We present a case of a 65-year-old woman who lives in rural areas presented with a 1.5×2cm mass in her left breast three months ago. Three months later, the mass increased to 3×3cm and she was admitted to the Sun Yat-sen University Cancer Center. The patient's spirit, appetite and sleep were normal since the discovery of the mass, and there was no significant change in body weight. On initial presentation, her vital signs were as follows: temperature 36.5°C, heart rate 82 beats/min, respiratory rate 18 breaths/min, blood pressure 143/84 mmHg, breathing is stable, lung breathing is clear, the chest was symmetrical, the breasts were symmetrical and there was no local uplift or depression, the skin was not redness, edema and orange skin changes, and the superficial veins of the breast were not dilated, both nipples are at the same level, no nipple invagination observed. Her initial laboratory tests demonstrated a white blood cell (WBC) count of 6.91× 109/L with normal eosinophils, a hemoglobin concentration of 126 g/L, and a platelet count of 296× 109/L.
A palpable mass was present 8cm from the nipple in the inner quadrant of the patient's left nipple, bout 3×3cm in size, with hard texture, uneven surface, unclear boundary and poor mobility. There was an enlarged lymph node palpable in the left axilla, about 1.5cm in diameter. Breast ultrasonography showed multiple bands with low echo and uneven echo (Fig. 1A). Color doppler flow imaging showed no blood flow signal in the lesion (Fig. 1B). Subsequently, a lumpectomy was carried out and revealed a 30 cm worm.
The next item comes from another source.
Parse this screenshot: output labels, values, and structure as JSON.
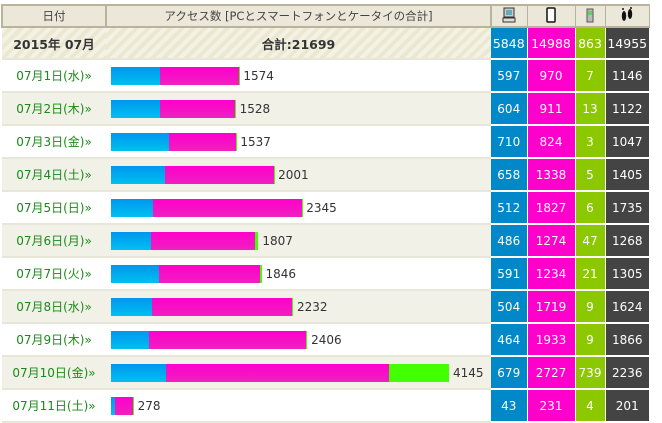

Histopathological examination of the worm showed tegmental layer, muscle fiber bundles, and the parenchymal tissue (Fig. 2A). Therefore, we diagnosed this case was sparganosis and the worm was Sparganum proliferum. To further verify our diagnosis, we used PCR to identify the cytochrome oxidase subunit 1 (COX1) gene of the worm. Briefly, the genomic DNA of the worm was extracted by HiPure Tissue DNA Mini Kit (Magen, China). The following protocol was conducted to amplify COX1 gene: 95˚C for 5 min, 35 cycles at 95˚C for 50 s, 52 for 50 s, and 72˚C for 50 s, with a final extension at 70˚C for 10 min. The primers were COX1 gene of Spirometra erinaceieuropaei: forward primer: 5′-TTTTTTGGGCATCCTGAGGTTTAT-3′; reverse primer: 5′- TAAAGAAAGAACATAATGAAAATG-3′. Fig. 2B shows the result of the PCR. Genetic sequencing was used to analyze PCR products. After homology searching with the Nucleotide BLAST in the National Center for Biotechnology Information (NCBI) database (http://blast.ncbi.nlm.nih.gov/Blast.cgi). The sequence exhibited 99% homology with Spirometra erinaceieuropaei COX1 gene (Sequence ID: KJ599680.1). The alignments displayed the following: score = 739 bits (400), expect = 0.0, identities = 408/411 (99%), gaps = 3/417 (0%), and strand = Plus/Minus. These data indicated that the worm was Sparganum proliferum.